Known primarily for his paintings, Leonardo Da Vinci was also an inventor, engineer, architect, scientist, and a slew of professions that involved critical thinking. These explorations of thought were documented in his many notebooks, which he was continually adding to everyday. The Codex Leicester is a compilation of these notebooks, compiled by Leonardo himself in Milan, between 1506 and 1510.
Leonardo imported the information from his notebooks onto 18 pages of double-sided linen paper, each of which was then folded to make a total of 72 pages in all. When copying over the text he used his famous "mirror writing" technique, which he is very much known for.
Within the pages of the Codex there are as many drawings and sketches as there is blocks of text. In Leonardo’s mind it was much easier to explain things visually than it was to explain things with complex words that would only confuse the "reader". In fact, in a few sections Da Vinci actually addresses the "reader" formally, showing that his intentions were for the Codex Leicester to be viewed publicly and not only for his own personal use.
The content of the Codex is all over the place: subjects ranging from human anatomy, architecture, the science of painting, botany, and flight are all touched up within its binding.
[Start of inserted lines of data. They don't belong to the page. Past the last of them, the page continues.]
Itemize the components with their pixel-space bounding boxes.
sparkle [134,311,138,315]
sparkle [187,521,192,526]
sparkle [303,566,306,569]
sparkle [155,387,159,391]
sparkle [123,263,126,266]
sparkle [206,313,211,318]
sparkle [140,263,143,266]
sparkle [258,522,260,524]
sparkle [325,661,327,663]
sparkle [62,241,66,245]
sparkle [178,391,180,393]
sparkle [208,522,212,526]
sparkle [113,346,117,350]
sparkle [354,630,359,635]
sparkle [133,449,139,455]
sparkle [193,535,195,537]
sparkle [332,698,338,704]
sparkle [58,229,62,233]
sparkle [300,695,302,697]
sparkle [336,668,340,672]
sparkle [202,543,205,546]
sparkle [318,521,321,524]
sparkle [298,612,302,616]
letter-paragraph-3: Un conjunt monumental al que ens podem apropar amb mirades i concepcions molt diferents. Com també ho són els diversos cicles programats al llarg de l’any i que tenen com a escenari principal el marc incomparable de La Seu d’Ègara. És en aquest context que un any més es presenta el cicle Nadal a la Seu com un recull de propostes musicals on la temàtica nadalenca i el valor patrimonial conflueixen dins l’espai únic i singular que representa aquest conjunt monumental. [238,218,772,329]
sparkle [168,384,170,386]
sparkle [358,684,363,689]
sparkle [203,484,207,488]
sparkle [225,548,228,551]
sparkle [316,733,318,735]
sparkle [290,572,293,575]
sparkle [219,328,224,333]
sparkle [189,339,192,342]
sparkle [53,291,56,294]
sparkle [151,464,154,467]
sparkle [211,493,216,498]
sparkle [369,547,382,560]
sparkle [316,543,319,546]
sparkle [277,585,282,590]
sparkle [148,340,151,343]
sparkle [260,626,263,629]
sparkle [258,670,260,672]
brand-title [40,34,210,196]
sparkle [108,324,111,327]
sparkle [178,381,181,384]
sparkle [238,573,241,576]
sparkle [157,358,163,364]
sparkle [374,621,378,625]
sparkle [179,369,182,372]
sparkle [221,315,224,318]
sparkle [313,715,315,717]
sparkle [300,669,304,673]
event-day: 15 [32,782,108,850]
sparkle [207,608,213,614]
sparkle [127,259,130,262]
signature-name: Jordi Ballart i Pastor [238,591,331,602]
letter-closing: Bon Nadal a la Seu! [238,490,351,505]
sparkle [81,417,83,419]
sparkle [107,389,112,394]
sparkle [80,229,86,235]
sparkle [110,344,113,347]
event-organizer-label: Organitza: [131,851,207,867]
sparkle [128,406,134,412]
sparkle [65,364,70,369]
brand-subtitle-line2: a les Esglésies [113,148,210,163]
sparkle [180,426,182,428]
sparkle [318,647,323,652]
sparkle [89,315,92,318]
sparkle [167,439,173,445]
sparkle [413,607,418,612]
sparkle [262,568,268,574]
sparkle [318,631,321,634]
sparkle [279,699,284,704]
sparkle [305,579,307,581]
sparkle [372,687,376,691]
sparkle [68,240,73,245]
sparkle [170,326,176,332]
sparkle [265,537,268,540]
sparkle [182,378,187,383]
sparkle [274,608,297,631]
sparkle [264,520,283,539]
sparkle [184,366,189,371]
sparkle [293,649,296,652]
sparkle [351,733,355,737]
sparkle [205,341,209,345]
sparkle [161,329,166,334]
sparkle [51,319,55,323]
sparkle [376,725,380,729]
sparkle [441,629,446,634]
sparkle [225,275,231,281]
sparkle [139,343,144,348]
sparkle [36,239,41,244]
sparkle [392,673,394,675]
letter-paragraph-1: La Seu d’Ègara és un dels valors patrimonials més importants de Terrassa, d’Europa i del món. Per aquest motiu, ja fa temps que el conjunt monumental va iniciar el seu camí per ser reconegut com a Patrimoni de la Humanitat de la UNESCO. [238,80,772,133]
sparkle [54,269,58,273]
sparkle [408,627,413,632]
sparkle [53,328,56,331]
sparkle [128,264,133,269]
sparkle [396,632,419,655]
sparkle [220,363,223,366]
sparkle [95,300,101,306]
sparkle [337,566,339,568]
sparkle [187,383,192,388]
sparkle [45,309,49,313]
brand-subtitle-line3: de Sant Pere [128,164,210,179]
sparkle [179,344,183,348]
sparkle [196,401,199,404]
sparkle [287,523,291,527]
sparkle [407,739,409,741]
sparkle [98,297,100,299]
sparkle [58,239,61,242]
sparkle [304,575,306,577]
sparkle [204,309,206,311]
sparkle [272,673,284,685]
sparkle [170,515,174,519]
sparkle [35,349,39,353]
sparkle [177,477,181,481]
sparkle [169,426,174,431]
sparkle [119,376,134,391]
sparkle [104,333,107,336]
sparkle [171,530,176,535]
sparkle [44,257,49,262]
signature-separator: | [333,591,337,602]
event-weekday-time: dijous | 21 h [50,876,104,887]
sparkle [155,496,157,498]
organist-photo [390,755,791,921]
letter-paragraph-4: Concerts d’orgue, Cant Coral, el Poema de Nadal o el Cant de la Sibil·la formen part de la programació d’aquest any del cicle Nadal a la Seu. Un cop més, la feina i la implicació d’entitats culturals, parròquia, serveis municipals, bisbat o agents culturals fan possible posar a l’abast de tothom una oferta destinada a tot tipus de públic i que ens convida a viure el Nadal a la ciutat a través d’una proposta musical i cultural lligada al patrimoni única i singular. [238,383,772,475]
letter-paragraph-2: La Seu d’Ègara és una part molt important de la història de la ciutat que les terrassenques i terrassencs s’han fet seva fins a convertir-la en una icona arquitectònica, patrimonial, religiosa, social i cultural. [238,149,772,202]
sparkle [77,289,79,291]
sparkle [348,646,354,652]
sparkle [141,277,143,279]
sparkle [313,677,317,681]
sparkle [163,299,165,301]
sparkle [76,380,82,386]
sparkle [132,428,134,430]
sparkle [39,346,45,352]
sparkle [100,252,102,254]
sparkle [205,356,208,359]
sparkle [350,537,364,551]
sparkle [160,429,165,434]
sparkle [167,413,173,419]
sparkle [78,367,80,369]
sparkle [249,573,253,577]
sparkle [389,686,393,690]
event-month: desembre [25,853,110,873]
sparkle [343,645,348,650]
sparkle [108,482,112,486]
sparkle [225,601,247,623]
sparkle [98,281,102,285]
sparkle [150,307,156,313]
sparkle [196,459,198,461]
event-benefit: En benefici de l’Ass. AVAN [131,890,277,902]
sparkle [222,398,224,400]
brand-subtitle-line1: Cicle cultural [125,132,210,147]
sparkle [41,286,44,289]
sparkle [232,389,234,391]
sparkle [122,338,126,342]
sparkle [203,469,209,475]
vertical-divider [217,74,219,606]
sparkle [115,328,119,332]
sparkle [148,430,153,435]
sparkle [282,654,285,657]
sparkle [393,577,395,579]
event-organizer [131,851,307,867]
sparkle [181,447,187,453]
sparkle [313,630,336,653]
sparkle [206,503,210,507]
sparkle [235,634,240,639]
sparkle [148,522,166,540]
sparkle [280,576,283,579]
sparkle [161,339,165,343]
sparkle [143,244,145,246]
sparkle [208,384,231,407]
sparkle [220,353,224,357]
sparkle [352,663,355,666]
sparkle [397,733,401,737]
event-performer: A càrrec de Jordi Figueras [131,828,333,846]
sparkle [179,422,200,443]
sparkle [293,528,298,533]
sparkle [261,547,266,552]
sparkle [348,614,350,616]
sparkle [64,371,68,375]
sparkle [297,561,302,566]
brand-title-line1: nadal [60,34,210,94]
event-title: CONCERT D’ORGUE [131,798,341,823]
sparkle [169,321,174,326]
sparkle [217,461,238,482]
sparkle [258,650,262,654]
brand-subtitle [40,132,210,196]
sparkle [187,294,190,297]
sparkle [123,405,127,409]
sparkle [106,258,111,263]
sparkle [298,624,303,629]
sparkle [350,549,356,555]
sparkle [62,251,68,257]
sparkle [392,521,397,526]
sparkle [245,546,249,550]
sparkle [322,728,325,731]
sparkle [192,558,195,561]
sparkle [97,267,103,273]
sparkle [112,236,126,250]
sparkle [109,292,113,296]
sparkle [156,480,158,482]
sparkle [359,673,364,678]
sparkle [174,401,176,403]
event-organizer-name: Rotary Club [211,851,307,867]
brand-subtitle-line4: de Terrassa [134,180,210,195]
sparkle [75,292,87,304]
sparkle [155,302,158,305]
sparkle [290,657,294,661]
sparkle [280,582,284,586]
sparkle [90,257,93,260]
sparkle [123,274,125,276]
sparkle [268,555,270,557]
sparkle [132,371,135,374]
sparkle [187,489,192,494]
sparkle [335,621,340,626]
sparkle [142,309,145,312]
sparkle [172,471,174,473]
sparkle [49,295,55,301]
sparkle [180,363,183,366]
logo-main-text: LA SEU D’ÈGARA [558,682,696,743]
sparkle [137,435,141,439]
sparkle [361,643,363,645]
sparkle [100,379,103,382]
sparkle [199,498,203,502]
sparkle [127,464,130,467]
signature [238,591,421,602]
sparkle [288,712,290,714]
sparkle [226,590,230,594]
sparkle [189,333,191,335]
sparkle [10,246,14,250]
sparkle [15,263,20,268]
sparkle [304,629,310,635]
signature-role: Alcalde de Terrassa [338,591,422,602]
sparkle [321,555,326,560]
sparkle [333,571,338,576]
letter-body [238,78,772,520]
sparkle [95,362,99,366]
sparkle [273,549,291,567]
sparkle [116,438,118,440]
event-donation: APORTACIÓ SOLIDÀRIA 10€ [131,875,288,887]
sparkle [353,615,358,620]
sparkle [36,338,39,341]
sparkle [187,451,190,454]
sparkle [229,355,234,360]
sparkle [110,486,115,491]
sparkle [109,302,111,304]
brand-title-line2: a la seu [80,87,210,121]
But even though much is discussed, Da Vinci was mainly exploring the realm of hydrology, motion, and the stars during this time period.
Through out the ages the Codex Leicester has changed hands a number of times. The Codex laid dormant after Da Vinci’s death in 1519 until its rediscovery in 1690 by painter Giuseppe Ghezzi in an old chest in a storage room in Rome. Ghezzi kept the Codex until 1717 when Thomas Coke, the Earl of Leicester, bought it from him.
The Codex then laid within the House Of Leicester, where it obviously picked up its name from, until 1980, when an American businessman named Armand Hammer scooped it up. In 1994 Bill Gates bought it from Hammer for a cool 30.8 million dollars. Bill Gates has been kind enough to loan out the Codex to various art galleries since then, but now the Codex primarily spends its days in a pitch-black room in one of Gates’ many mansions.